Because it is not a t-distribution when the response is binary. As stated by @StatDave, if you take the square root of the statistic, then you have a t-distribution, if that's what you really want.

 

There are probably text books and web sites that go through the mathematics of this whole thing, those are better places to look for answers.

 

 

--
Paige Miller
vishal_prof_gmail_com
Obsidian | Level 7

"Because it is not a t-distribution when the response is binary.."

 

In real world, a variable never follows a t-distribution. The variable is standardized and then compared to a t-distribution. I think that's not the right justification.

 

" As stated by @StatDave_sas, if you take the square root of the statistic, then you have a t-distribution, if that's what you really want". This is not what I am asking.
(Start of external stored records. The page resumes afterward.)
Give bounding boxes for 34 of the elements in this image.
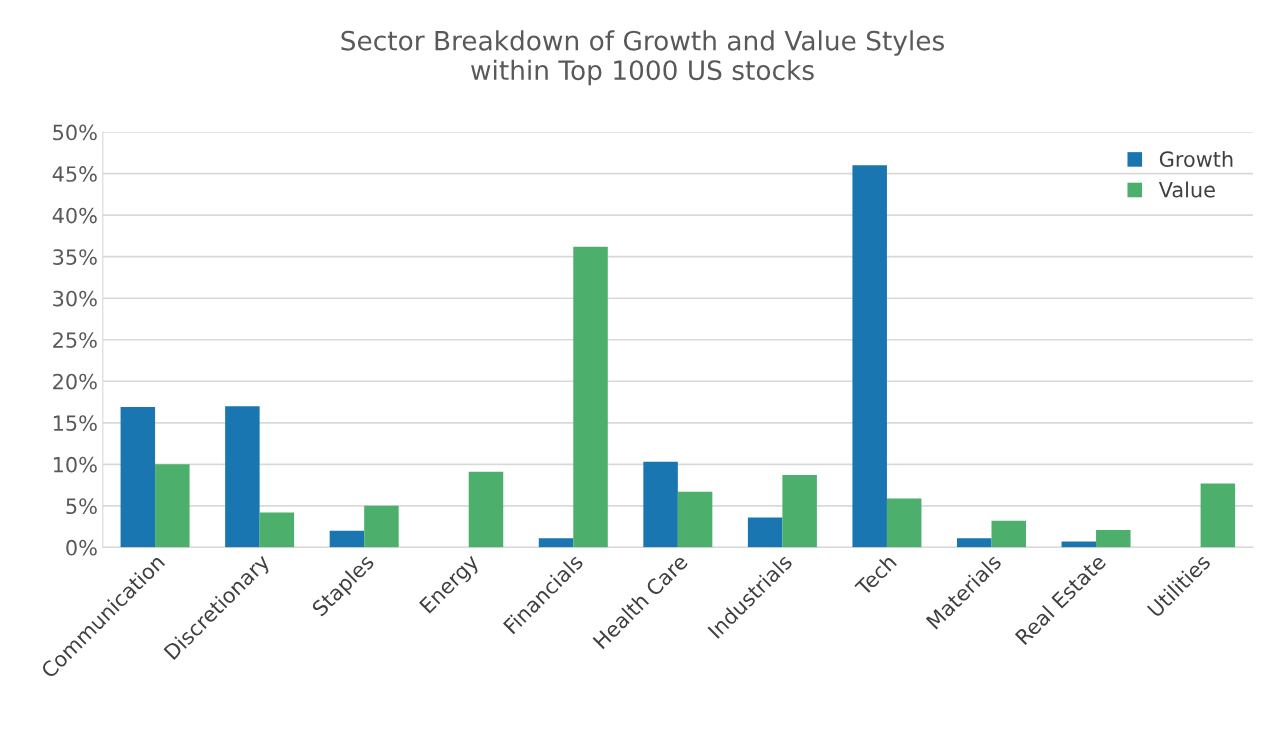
bar <box>643 461 678 548</box>
y-tick-label: 10% <box>53 456 97 473</box>
legend-label: Growth <box>1159 150 1233 167</box>
y-tick-label: 15% <box>53 415 97 432</box>
bar <box>1200 483 1236 548</box>
y-tick-label: 25% <box>53 332 97 348</box>
x-tick-label: Tech <box>853 553 898 597</box>
y-tick-label: 20% <box>53 373 97 390</box>
bar <box>782 475 817 548</box>
bar <box>329 530 365 548</box>
bar <box>1096 529 1131 548</box>
y-tick-label: 0% <box>66 539 97 556</box>
bar <box>886 498 922 548</box>
bar <box>364 505 399 548</box>
bar <box>956 538 992 548</box>
y-tick-label: 5% <box>66 498 97 515</box>
bar <box>747 517 783 548</box>
bar <box>852 165 887 548</box>
legend-label: Value <box>1158 181 1215 198</box>
bar <box>677 491 713 548</box>
y-tick-label: 30% <box>53 290 97 307</box>
bar <box>538 538 574 548</box>
y-tick-label: 45% <box>52 166 97 182</box>
bar <box>155 464 190 548</box>
y-tick-label: 50% <box>53 124 97 141</box>
bar <box>468 471 504 548</box>
chart-title: Sector Breakdown of Growth and Value Styles within Top 1000 US stocks <box>341 30 944 86</box>
y-tick-label: 40% <box>52 207 97 224</box>
bar <box>120 407 156 548</box>
bar <box>991 520 1026 548</box>
y-tick-label: 35% <box>53 249 97 265</box>
bar <box>225 406 260 548</box>
bar <box>259 512 295 548</box>
bar <box>573 246 608 548</box>
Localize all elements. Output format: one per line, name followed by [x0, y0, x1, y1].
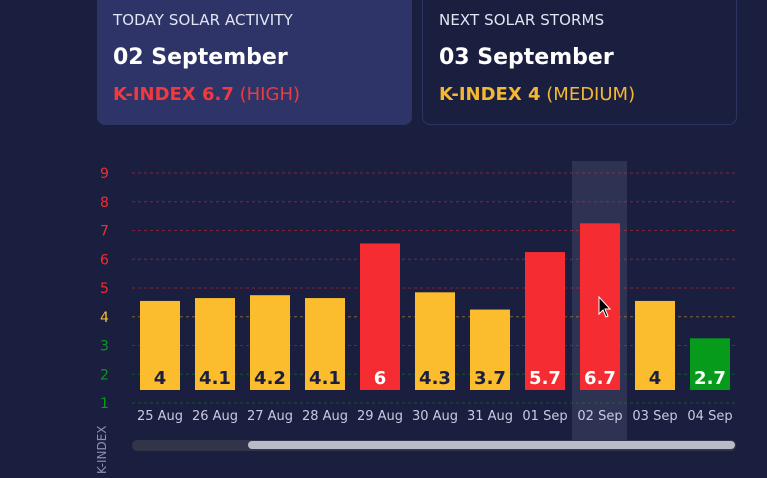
y-tick-label: 2: [100, 367, 109, 383]
bar-value-label: 4.1: [199, 368, 231, 389]
next-card-label: NEXT SOLAR STORMS: [439, 11, 605, 29]
y-tick-label: 6: [100, 252, 109, 268]
bar-value-label: 4.2: [254, 368, 286, 389]
bar-04-sep[interactable]: [690, 338, 730, 390]
y-tick-label: 7: [100, 224, 109, 240]
next-kindex-value: K-INDEX 4: [439, 84, 541, 105]
next-date: 03 September: [439, 45, 614, 70]
bar-value-label: 4: [154, 368, 167, 389]
bar-value-label: 4.1: [309, 368, 341, 389]
x-tick-label: 27 Aug: [247, 409, 293, 424]
bar-25-aug[interactable]: [140, 300, 180, 390]
x-tick-label: 25 Aug: [137, 409, 183, 424]
y-tick-label: 5: [100, 281, 109, 297]
bar-26-aug[interactable]: [195, 298, 235, 390]
x-tick-label: 26 Aug: [192, 409, 238, 424]
bar-value-label: 6.7: [584, 368, 616, 389]
y-tick-label: 3: [100, 339, 109, 355]
x-tick-label: 01 Sep: [522, 409, 567, 424]
today-kindex-value: K-INDEX 6.7: [113, 84, 234, 105]
chart-scrollbar-thumb[interactable]: [248, 441, 735, 449]
bar-31-aug[interactable]: [470, 309, 510, 390]
bar-value-label: 3.7: [474, 368, 506, 389]
bar-value-label: 4: [649, 368, 662, 389]
today-kindex: K-INDEX 6.7 (HIGH): [113, 84, 396, 105]
x-tick-label: 04 Sep: [687, 409, 732, 424]
bar-28-aug[interactable]: [305, 298, 345, 390]
y-tick-label: 1: [100, 396, 109, 412]
x-tick-label: 02 Sep: [577, 409, 622, 424]
y-tick-label: 4: [100, 310, 109, 326]
bar-value-label: 2.7: [694, 368, 726, 389]
next-storms-card: NEXT SOLAR STORMS 03 September K-INDEX 4…: [422, 0, 737, 125]
today-date: 02 September: [113, 45, 288, 70]
bar-value-label: 6: [374, 368, 387, 389]
x-tick-label: 28 Aug: [302, 409, 348, 424]
bar-value-label: 4.3: [419, 368, 451, 389]
next-kindex: K-INDEX 4 (MEDIUM): [439, 84, 720, 105]
bar-27-aug[interactable]: [250, 295, 290, 390]
bar-03-sep[interactable]: [635, 300, 675, 390]
bar-value-label: 5.7: [529, 368, 561, 389]
today-activity-card: TODAY SOLAR ACTIVITY 02 September K-INDE…: [97, 0, 412, 125]
next-kindex-level: (MEDIUM): [546, 84, 636, 105]
y-axis-title: K-INDEX: [95, 426, 109, 475]
bar-30-aug[interactable]: [415, 292, 455, 390]
today-card-label: TODAY SOLAR ACTIVITY: [113, 11, 293, 29]
today-kindex-level: (HIGH): [239, 84, 300, 105]
y-tick-label: 8: [100, 195, 109, 211]
x-tick-label: 30 Aug: [412, 409, 458, 424]
x-tick-label: 31 Aug: [467, 409, 513, 424]
mouse-cursor-icon: [598, 295, 612, 318]
y-tick-label: 9: [100, 166, 109, 182]
x-tick-label: 03 Sep: [632, 409, 677, 424]
bar-01-sep[interactable]: [525, 252, 565, 390]
x-tick-label: 29 Aug: [357, 409, 403, 424]
bar-29-aug[interactable]: [360, 243, 400, 390]
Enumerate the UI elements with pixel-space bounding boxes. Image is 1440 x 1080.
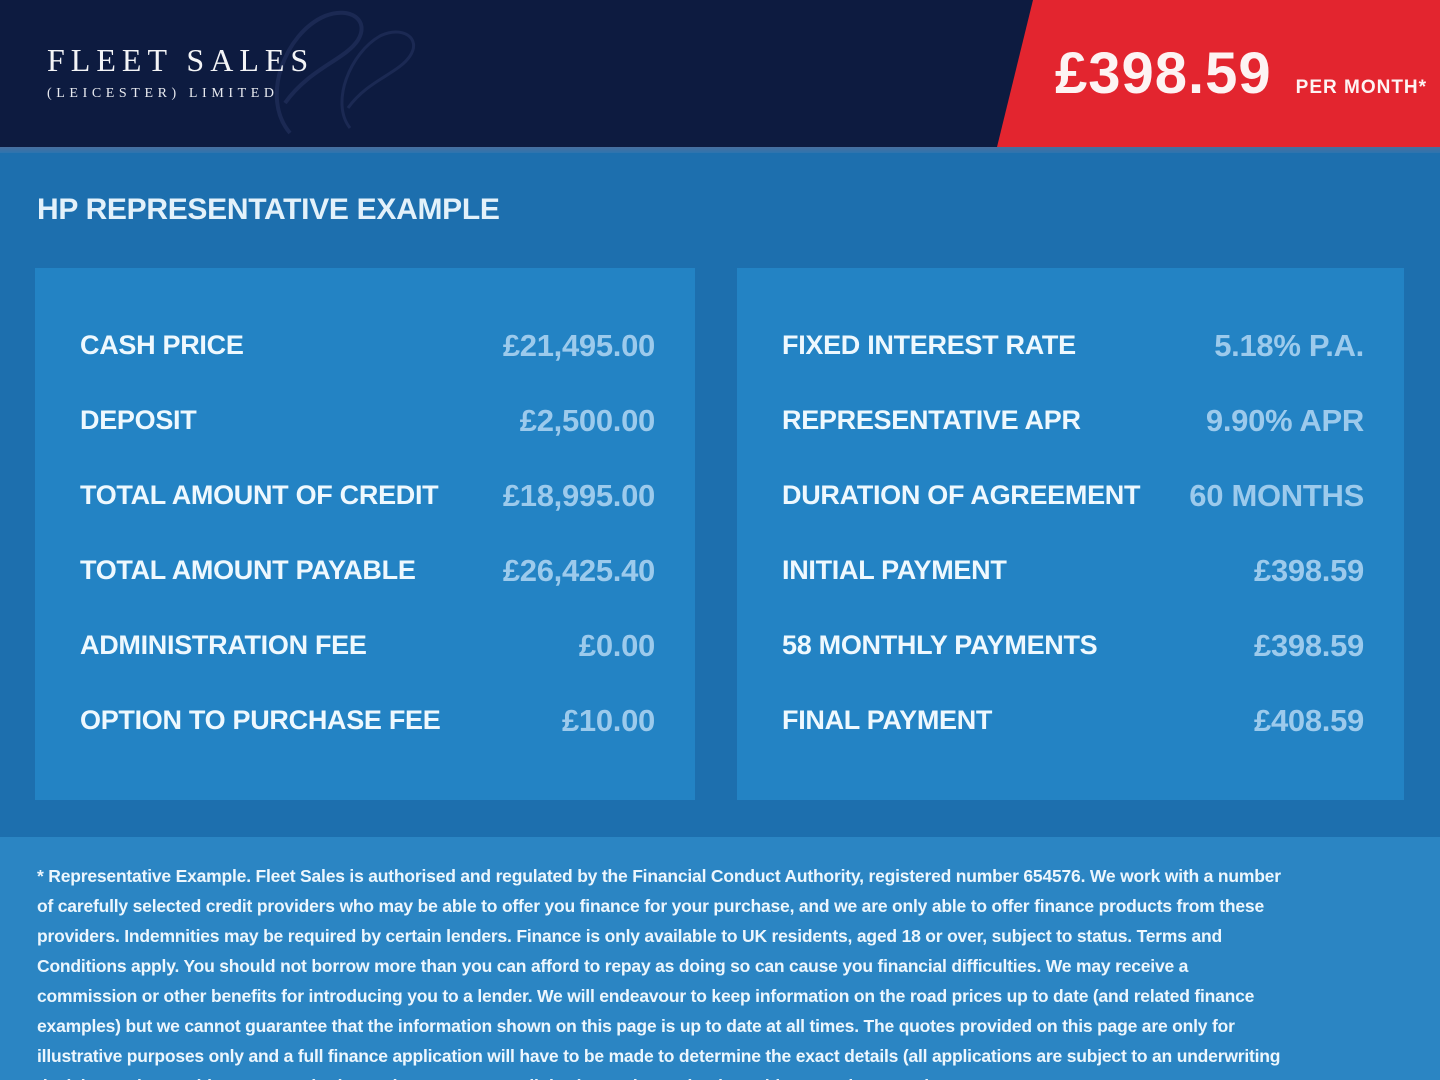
header: FLEET SALES (LEICESTER) LIMITED £398.59 … [0, 0, 1440, 147]
company-name: FLEET SALES [47, 42, 315, 78]
monthly-price-group: £398.59 PER MONTH* [997, 40, 1428, 106]
row-value: £0.00 [578, 627, 655, 663]
row-value: 5.18% P.A. [1214, 327, 1364, 363]
legal-disclaimer: * Representative Example. Fleet Sales is… [37, 866, 1281, 1080]
row-value: £408.59 [1254, 702, 1364, 738]
finance-row-option-to-purchase-fee: OPTION TO PURCHASE FEE £10.00 [80, 683, 655, 758]
row-label: TOTAL AMOUNT OF CREDIT [80, 480, 439, 510]
monthly-price-amount: £398.59 [1055, 40, 1272, 106]
finance-row-duration: DURATION OF AGREEMENT 60 MONTHS [782, 458, 1364, 533]
row-label: INITIAL PAYMENT [782, 555, 1007, 585]
page-title: HP REPRESENTATIVE EXAMPLE [37, 193, 500, 226]
monthly-price-suffix: PER MONTH* [1295, 76, 1428, 98]
row-value: £398.59 [1254, 627, 1364, 663]
row-label: 58 MONTHLY PAYMENTS [782, 630, 1098, 660]
finance-row-cash-price: CASH PRICE £21,495.00 [80, 308, 655, 383]
row-value: 60 MONTHS [1189, 477, 1364, 513]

My question is , why are we using square of [(x-0)/Std error]. How is this derived?

 

"There are probably text books and web sites that go through the mathematics of this whole thing, those are better places to look for answers." 

 

I have been trying to find the answer to this question since quite some time. What you have mentioned above is the answer I have received mostly. People generally answer by using complicated terms like asymptotic Chi-square distribution , Pseudo statistics, etc.

 

If you can forward refer some book/website which may help finding this answer, it would be very helpfull.

 

Thanks.

vishal_prof_gmail_com
Obsidian | Level 7

To make the question more objective.

 

In Logistic regression the estimates (coefficients) should be such that they maximize the likelihood of observing the data. Then how do we conclude that they will be coming from a Chi Square distribution and the Chi Square statistic would be ((Beta - 0 )/ Std Error)^2.

RosieSAS
Obsidian | Level 7

The estimates and test of coefficients depend on the distribution of the response variable, not the distribution of the coefficients themselves.  Or say the distribution of the coefficients depend on the distribution of the response variable. We can't say the coefficient is continuous, then t-test can be used. If the response variable is a binary variable, then after the logit transformation, the Wald Chi Square statistic of the coefficient follows an asymptotic chi-square distribution, then we use this inference to test the significance of the coefficient or its CI. This is my understanding.